Avec titre, et l'affiche, Godard propose un véritable trompe-l’œil en ne tournant pas une nouvelle version de l'opéra Carmen, mais un film où le personnage s'appelle Carmen. Y a-t-il un rapport ou non, je ne sais pas, le réalisateur s'en amuse avec deux scènes où des personnes sifflent l'air de Bizet.
Il ne faut pas oublier aussi que dans le premier mitan des années 1980, Godard était revenu au cinéma traditionnel, avec sept films consécutifs, qui ont tous eu du succès. Après, la forme est souvent déroutante, le fond aussi, mais ça n'est pas du cinéma comme les autres.


Carmen est une jeune femme venant dans un hôpital psychiatrique rencontrer son oncle joué par Jean-Luc Godard soi-même, car elle veut de lui de l'argent pour un tournage.
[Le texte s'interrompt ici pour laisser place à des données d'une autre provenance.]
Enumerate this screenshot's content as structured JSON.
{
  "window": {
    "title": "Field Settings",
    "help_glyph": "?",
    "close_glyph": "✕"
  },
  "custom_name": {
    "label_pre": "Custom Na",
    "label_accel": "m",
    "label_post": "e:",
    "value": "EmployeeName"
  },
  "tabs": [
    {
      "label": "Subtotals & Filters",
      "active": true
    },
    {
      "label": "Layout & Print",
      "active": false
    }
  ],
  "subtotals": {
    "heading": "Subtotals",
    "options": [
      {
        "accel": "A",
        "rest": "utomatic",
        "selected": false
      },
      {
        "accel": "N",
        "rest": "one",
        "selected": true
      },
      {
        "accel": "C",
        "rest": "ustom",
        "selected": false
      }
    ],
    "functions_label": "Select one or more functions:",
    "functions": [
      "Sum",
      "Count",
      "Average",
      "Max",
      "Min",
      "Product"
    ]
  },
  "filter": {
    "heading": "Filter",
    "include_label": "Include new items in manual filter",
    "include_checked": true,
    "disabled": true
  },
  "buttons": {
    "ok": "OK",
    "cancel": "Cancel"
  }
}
Bon, jusque là, ça va, d'autant plus qu'il y a une scène amusante où Jean-Pierre Mocky fait un cameo, en incarnant un fou qui hurle "Y a-t-il un Français dans la salle ?". Le tournage commence, elle y croise un jeune homme joué par Jacques Bonnaffé, qui en est très amoureux. Tellement qu'il la kidnappe, l'emmenant avec elle sur les routes.
Donc là, j'ai compris, il y a parfois des moments déroutants, Jacques Villeret qui mange une compote de pommes avec ses doigts en regardant Maruschka Detmers faisant pipi dans un urinoir sur une aire d'autoroute.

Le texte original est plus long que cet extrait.